As individuals, we have no control and little influence on the decisions made in Washington. “New” money is being printed at this very moment, as though it will somehow make the pit of debt less deep . (If only generating money on the family printer were the answer to Family X’s hopeless dilemma!) Our elected leaders are rushing heedlessly down this slope, with no apparent concern or awareness that their decisions may result in tragedy for our nation.

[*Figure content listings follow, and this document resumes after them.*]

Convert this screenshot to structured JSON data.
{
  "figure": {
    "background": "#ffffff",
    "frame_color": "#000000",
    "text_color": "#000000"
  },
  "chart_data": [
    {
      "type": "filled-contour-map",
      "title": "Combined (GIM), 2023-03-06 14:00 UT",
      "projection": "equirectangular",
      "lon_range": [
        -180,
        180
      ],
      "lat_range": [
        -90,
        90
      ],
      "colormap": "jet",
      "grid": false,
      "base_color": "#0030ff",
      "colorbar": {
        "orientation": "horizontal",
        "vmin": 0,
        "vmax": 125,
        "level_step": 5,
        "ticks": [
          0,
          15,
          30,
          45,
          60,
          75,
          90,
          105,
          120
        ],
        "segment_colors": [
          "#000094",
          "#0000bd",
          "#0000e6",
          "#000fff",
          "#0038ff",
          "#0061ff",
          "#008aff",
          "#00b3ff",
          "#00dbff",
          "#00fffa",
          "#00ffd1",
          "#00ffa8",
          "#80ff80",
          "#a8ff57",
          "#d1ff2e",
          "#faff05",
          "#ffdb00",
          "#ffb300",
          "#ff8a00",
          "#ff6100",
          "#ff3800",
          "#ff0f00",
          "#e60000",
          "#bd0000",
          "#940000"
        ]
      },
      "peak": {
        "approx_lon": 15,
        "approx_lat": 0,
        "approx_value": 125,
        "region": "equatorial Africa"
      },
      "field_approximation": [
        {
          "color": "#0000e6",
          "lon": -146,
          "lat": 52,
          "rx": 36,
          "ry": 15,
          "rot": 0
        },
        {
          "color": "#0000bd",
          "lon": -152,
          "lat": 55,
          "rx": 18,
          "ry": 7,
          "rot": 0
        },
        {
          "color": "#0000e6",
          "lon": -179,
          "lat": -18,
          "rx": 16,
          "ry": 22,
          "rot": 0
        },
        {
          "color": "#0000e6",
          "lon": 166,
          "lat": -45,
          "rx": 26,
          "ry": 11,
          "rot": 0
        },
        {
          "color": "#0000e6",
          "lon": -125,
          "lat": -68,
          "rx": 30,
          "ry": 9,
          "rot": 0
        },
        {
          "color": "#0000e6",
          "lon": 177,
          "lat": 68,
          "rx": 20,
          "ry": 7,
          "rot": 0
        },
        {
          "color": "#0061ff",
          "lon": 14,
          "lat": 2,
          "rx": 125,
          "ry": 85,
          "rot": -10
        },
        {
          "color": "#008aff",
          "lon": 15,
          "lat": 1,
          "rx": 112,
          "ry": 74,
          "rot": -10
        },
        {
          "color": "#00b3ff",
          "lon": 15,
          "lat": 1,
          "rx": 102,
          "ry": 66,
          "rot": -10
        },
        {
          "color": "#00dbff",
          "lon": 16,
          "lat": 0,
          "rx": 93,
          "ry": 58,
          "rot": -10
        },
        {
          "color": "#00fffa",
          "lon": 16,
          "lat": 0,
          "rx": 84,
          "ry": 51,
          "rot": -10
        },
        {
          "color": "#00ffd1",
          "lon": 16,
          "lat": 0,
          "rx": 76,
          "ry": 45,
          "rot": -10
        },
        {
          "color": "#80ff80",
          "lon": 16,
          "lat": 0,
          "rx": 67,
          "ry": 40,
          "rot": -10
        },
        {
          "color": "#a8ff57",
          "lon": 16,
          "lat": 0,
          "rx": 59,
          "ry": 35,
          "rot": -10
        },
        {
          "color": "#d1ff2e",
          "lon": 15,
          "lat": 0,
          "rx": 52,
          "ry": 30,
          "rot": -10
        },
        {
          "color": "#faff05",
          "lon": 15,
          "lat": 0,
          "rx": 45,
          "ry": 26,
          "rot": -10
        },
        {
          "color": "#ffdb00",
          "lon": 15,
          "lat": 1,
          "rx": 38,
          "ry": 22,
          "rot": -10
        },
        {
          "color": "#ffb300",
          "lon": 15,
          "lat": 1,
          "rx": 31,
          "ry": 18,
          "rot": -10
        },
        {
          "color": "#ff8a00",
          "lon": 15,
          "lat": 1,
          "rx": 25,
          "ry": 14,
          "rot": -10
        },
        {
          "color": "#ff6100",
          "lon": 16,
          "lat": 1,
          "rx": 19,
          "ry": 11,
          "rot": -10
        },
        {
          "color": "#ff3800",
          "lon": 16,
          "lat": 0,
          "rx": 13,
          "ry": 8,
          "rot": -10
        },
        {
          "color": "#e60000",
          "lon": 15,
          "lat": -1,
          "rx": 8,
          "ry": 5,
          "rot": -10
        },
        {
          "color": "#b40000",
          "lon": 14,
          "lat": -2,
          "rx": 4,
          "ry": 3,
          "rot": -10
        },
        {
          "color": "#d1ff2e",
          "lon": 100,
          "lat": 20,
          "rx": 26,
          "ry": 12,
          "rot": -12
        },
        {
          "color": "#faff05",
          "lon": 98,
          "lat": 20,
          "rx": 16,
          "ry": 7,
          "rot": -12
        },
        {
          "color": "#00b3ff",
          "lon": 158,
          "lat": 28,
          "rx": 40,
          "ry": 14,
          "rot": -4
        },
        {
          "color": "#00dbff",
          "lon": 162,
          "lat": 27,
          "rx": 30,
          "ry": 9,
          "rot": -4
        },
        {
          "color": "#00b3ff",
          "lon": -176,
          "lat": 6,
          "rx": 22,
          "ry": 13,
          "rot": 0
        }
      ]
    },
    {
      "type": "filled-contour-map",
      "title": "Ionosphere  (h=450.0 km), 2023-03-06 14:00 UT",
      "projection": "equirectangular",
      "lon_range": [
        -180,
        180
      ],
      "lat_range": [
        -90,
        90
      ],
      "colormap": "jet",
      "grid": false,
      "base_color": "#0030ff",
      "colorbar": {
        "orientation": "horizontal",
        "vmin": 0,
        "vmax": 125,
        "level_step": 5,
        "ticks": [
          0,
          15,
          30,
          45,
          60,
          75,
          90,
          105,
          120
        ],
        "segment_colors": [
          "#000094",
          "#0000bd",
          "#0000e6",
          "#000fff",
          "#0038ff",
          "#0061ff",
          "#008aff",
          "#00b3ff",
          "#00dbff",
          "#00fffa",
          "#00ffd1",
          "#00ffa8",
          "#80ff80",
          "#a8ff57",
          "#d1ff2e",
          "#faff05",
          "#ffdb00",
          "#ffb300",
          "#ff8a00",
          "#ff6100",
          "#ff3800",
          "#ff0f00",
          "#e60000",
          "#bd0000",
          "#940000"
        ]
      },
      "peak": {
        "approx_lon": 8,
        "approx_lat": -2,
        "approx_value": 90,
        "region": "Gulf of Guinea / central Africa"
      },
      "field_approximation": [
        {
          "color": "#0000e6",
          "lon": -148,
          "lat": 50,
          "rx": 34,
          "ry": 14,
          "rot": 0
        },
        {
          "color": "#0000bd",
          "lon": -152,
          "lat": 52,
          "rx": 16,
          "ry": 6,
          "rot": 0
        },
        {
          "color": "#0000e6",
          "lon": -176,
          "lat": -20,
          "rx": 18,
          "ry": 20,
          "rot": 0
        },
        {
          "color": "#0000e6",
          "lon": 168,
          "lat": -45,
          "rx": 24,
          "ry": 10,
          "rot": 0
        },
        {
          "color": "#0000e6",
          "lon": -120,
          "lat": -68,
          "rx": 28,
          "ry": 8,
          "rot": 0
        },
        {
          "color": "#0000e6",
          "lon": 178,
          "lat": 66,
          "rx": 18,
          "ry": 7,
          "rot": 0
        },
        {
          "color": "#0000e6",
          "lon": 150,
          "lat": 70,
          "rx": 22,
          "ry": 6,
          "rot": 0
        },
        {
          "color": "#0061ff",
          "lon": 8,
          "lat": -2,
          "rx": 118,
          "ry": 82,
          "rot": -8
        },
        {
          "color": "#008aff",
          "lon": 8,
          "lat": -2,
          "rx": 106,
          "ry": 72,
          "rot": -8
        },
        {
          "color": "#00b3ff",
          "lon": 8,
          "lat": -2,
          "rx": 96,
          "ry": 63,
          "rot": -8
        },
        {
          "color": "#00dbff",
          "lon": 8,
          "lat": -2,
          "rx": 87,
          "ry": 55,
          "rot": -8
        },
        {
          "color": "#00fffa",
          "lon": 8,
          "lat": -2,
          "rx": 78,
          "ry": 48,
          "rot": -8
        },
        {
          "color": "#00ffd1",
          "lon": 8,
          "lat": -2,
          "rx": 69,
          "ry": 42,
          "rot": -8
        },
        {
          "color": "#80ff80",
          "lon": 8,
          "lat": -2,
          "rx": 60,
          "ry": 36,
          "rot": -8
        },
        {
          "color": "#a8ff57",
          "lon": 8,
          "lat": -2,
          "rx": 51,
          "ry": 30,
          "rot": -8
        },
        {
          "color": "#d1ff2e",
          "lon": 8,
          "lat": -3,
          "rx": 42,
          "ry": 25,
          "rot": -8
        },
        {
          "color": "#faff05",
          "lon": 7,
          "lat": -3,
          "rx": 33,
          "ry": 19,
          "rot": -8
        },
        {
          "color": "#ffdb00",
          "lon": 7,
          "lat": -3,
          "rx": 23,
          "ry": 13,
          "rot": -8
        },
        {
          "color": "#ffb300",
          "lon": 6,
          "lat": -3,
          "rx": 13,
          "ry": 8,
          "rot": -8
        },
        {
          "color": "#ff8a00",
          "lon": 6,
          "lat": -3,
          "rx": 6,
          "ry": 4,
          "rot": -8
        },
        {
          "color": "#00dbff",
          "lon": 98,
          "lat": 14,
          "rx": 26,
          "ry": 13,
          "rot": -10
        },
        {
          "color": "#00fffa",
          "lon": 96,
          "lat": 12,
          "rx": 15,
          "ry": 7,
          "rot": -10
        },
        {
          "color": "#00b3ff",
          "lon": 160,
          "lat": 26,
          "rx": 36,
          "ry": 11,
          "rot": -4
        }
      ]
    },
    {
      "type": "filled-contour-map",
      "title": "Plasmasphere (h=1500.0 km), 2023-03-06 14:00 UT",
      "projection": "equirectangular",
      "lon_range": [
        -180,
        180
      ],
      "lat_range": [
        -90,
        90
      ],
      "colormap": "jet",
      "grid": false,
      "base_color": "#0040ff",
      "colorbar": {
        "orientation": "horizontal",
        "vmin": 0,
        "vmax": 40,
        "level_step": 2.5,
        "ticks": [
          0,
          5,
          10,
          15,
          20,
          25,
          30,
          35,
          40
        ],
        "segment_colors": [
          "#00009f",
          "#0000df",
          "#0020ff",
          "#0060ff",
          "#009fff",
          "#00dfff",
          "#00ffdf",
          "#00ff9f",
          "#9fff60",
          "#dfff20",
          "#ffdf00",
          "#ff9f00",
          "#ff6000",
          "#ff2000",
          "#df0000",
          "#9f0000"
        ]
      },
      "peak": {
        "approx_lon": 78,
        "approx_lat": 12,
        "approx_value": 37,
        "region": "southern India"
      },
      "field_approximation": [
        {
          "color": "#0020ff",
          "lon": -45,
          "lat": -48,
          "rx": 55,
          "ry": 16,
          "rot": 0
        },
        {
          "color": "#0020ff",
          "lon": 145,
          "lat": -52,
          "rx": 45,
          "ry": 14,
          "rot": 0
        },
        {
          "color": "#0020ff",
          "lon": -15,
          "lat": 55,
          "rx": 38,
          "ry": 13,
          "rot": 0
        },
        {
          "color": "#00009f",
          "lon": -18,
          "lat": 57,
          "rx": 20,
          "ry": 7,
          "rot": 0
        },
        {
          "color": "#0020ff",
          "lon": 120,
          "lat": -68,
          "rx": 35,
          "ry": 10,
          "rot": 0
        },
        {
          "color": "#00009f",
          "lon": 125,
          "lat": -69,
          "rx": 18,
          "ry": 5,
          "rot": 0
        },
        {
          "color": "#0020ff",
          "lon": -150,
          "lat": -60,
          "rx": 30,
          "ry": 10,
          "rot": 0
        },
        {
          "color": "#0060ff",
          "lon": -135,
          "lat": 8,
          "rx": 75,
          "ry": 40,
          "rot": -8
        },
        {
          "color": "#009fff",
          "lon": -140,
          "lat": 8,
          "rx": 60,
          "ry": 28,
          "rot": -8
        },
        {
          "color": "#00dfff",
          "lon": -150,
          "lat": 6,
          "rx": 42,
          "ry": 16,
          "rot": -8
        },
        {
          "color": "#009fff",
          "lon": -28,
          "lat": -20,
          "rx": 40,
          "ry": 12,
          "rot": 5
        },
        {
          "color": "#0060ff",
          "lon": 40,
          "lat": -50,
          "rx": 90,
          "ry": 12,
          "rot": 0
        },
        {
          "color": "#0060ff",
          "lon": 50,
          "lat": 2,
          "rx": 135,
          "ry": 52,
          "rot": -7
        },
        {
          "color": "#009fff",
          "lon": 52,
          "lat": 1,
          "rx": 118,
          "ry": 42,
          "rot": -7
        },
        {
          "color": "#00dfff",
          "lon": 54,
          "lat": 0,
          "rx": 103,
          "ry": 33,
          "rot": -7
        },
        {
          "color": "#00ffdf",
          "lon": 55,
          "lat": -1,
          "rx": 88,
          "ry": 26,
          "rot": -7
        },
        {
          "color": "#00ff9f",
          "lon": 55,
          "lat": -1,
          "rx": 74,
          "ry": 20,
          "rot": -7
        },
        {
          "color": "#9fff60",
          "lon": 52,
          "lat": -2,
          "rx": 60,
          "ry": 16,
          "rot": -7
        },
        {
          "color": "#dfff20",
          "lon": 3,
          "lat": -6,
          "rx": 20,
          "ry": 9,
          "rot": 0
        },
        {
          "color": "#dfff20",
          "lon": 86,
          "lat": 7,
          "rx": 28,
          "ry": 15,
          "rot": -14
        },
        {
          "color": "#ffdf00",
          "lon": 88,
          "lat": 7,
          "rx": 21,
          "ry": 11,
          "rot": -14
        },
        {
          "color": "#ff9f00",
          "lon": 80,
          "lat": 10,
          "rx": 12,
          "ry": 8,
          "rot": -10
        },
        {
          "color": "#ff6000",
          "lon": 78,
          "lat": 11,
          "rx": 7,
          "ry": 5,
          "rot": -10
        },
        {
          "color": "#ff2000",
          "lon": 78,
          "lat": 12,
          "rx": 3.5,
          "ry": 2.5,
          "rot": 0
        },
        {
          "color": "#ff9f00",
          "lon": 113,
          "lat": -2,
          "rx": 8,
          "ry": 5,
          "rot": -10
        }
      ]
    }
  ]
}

We are currently in a small window of time in which we can prepare our families for the day our nation’s debt reaches the tipping point. One important step is reducing your reliance on government support as much as possible. Setting aside a few months worth of food, learning how to produce some of our own food, and seeking out alternative sources of water and energy are all simple ways we can position ourselves and our families to be somewhat buffered as our nation’s economy continues to decline. Paying off our own debt, saving money, investing in hard goods and precious metals, staying up to date with dental and medical issues are other ways we can provide a layer of personal security in the face of an increasingly insecure future. Preparedness has never been a smarter choice than it is now and debt has never been more foolish.